The crisis has also mercilessly uncovered the deficits in the European Union. We have a single market and have adopted a wide-ranging common currency, but we have no European coordination of economic and financial policy. What's more, European national economies have long since intermingled, for better or for worse. Solidarity with those countries that are now struggling to keep their heads above water is not just altruism, it’s common sense too. This includes binding rules to enforce fiscal discipline and prevent a taxation race at the expense of the community. If the EU uses this opportunity, it will emerge strengthened from this crisis. If the European governments fail, this threatens to erode society and break apart the Eurozone.
The Dual Economic and Environmental Crises
What distinguishes the present situation from all previous global economic upheavals is the concurrence of the economic crisis with an environmental one. Not only has the circulation of money and goods been disrupted, the ecosystem upon which human life on this planet depends is breaking down. The change in our climate is striking proof of this crisis. Dwindling oil supply, overfishing in the oceans, water shortages and the loss of fertile farmland are more alarm signals.
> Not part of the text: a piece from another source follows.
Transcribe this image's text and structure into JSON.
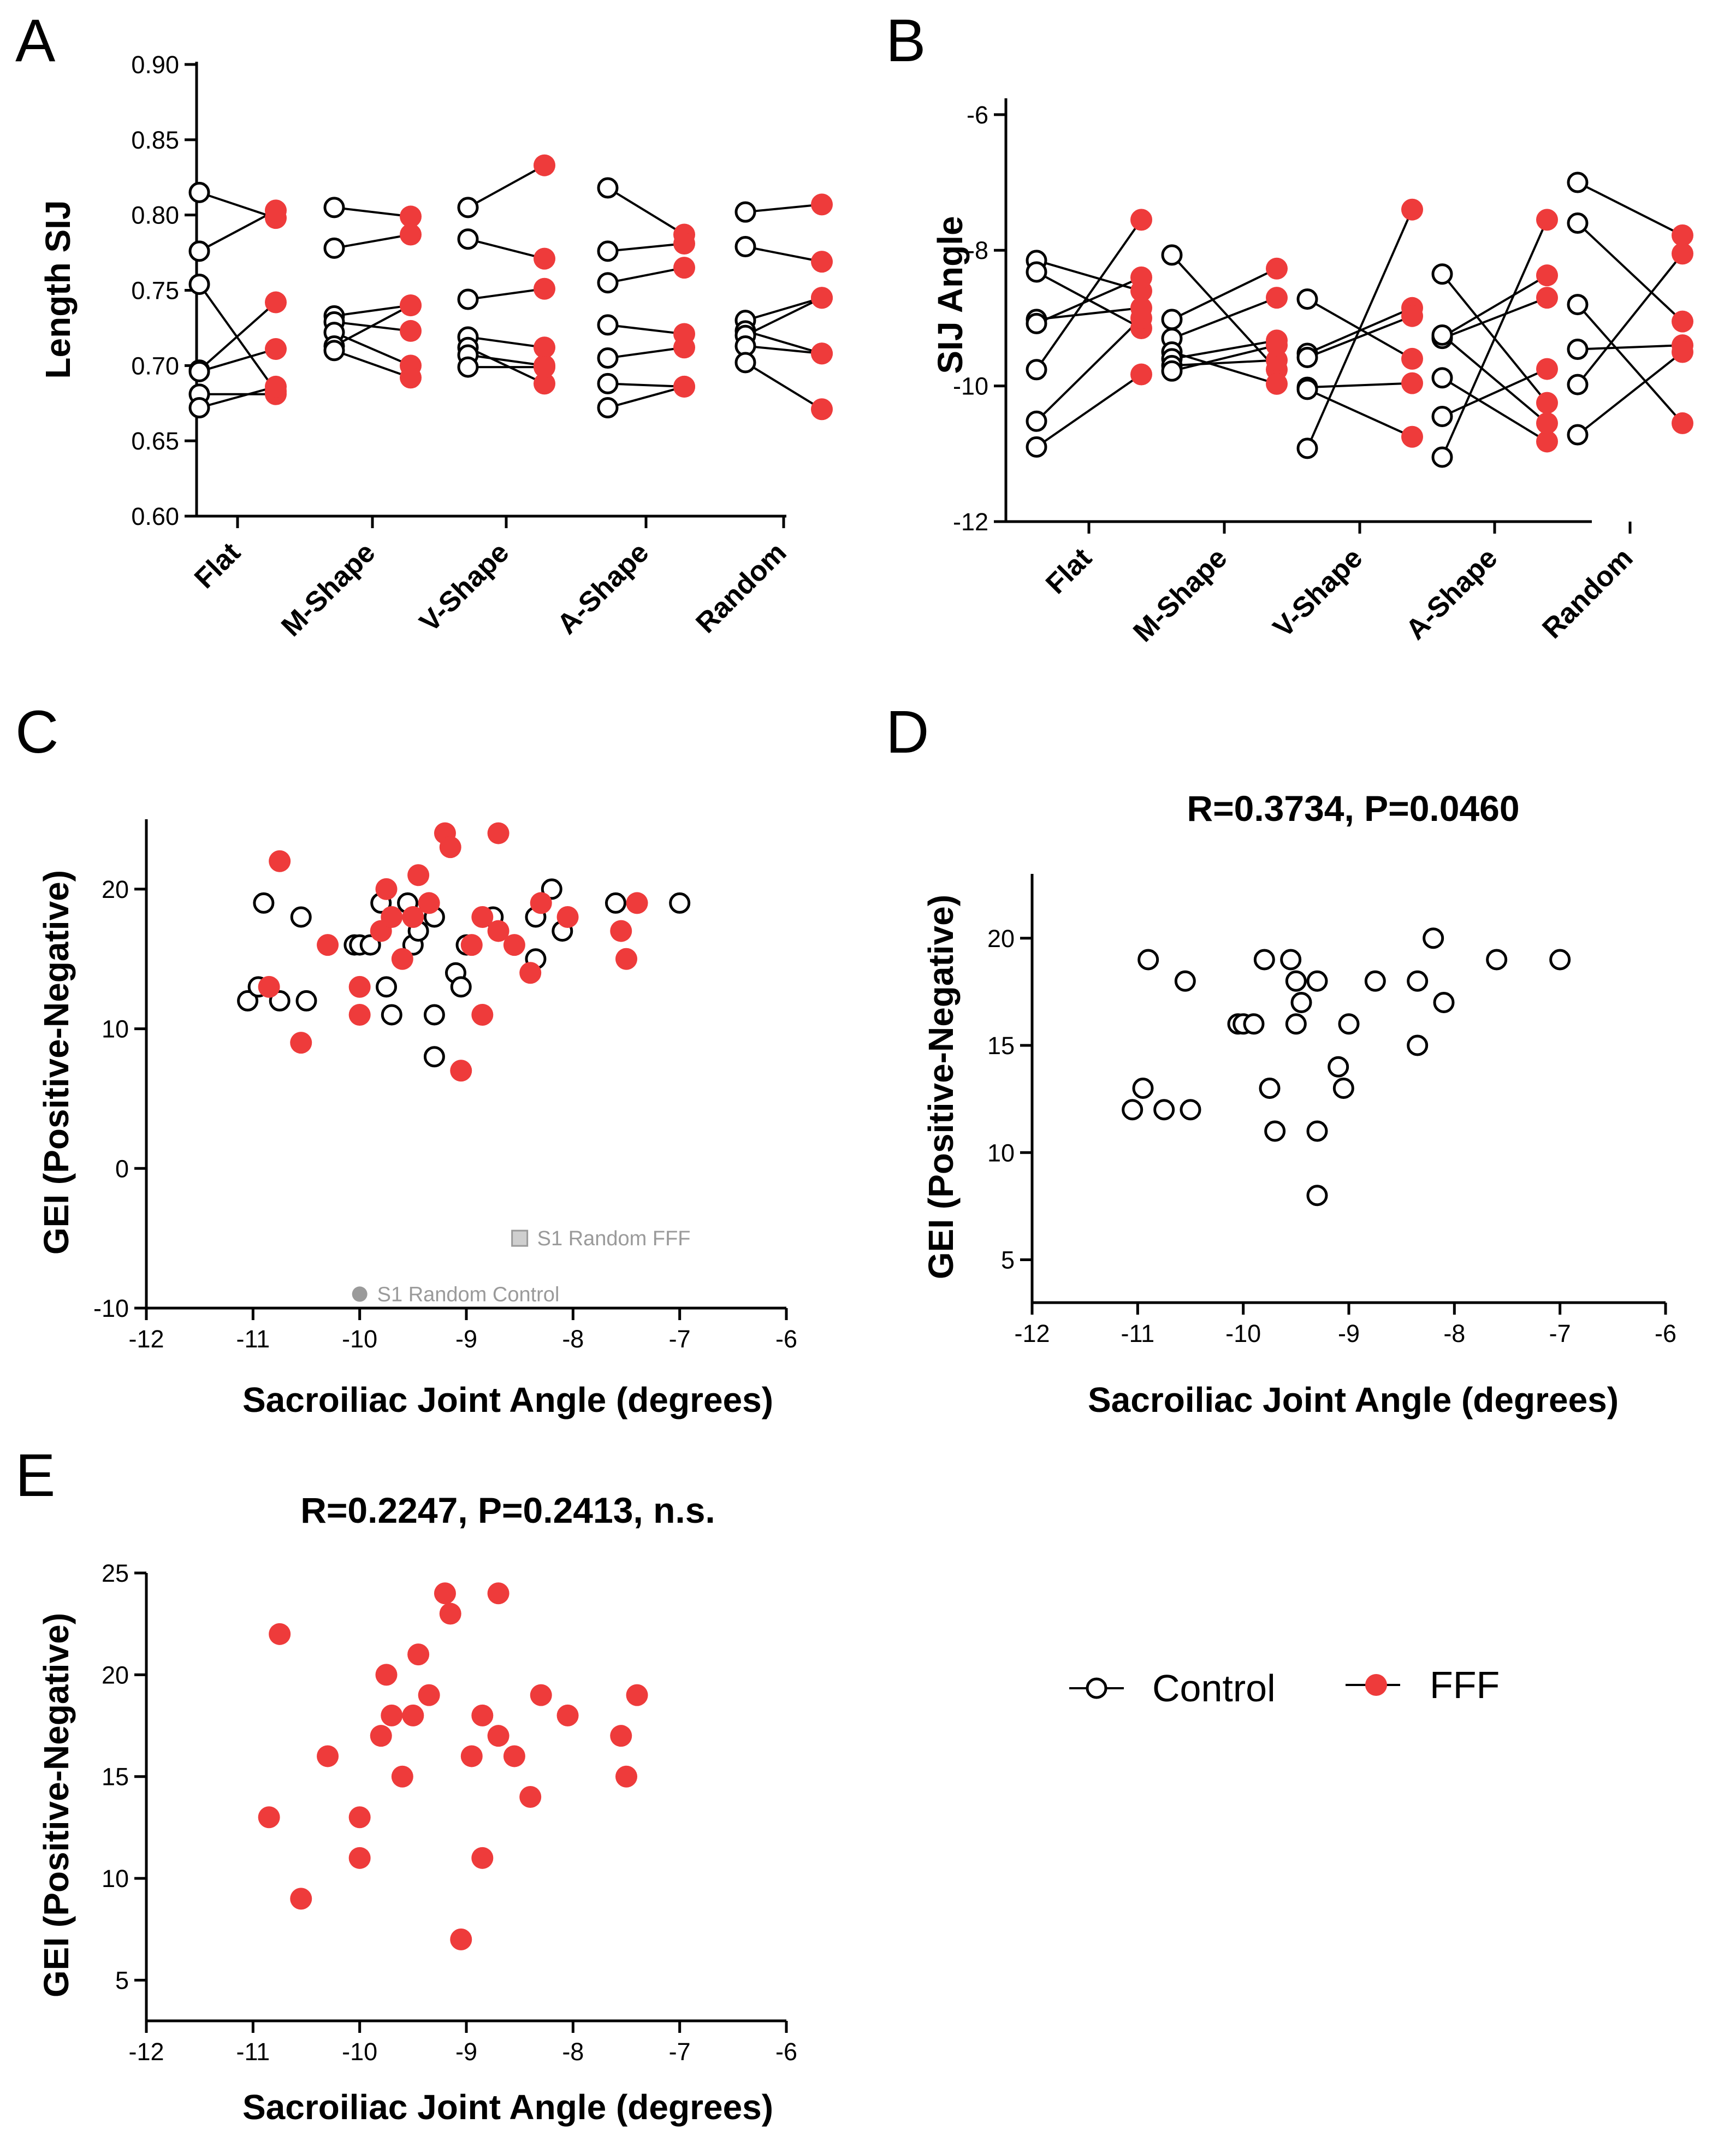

This means that there is no way back to the old kind of economic growth.
The parallels between the paths that have led us to these dual economic and environmental crises are astonishing. Both rest on massive borrowing from future generations: the one in the form of monetary debts that have been financed through consumption, the other in the form of environmental debts. Both cases involve the externalization of consequent costs at the expense of the future: buy now, pay later. We must stop this ruinous form of debt-based economy once and for all. This also means that prices must reflect the costs to the environment, so that the market can give the proper signals to investors and consumers. The instruments are well-known: green taxes and capping CO2 emissions, the costs of which must be reflected in corporate and consumer budgets.
In view of the threat of collapse of the biosphere, this is nothing less than a green industrial revolution: a rapid increase in efficient use of resources, the transition to renewable energies on a large scale, the development of a new generation of environmentally friendly products and technologies, the switch to organic raw materials and procedures and the building of houses that will become net energy producers. To put it another way: this is a green economic miracle that is creating meaningful employment in huge numbers.
Green New Deal
The enormous amounts currently being disgorged by governments worldwide to boost economic activity must be used to lay the foundation for sustainable growth. If we miss this opportunity, we will be caught in a double bind: we will then be sitting on giant mountains of debt that will limit governments' room to manoeuvre right at the point when the environmental crisis intensifies.
Investments in green technologies are at the top of the agenda. Next up is investment in people, primarily in education and vocational training. This way we can kill more birds with one stone: education is the key to equality of opportunity and social advancement, a more just society. At the same time, we help Europe to remain a creative, dynamic society that can also ensure its future prosperity in spite of demographic change.
If we go about it in the right way, we can use the crisis for a great social awakening toward environmental consideration and fairness. Whether we call it a Green New Deal or a pact for the future, it remains important that we now mobilize all of our forces as a society to come out of the crisis better than we went into it.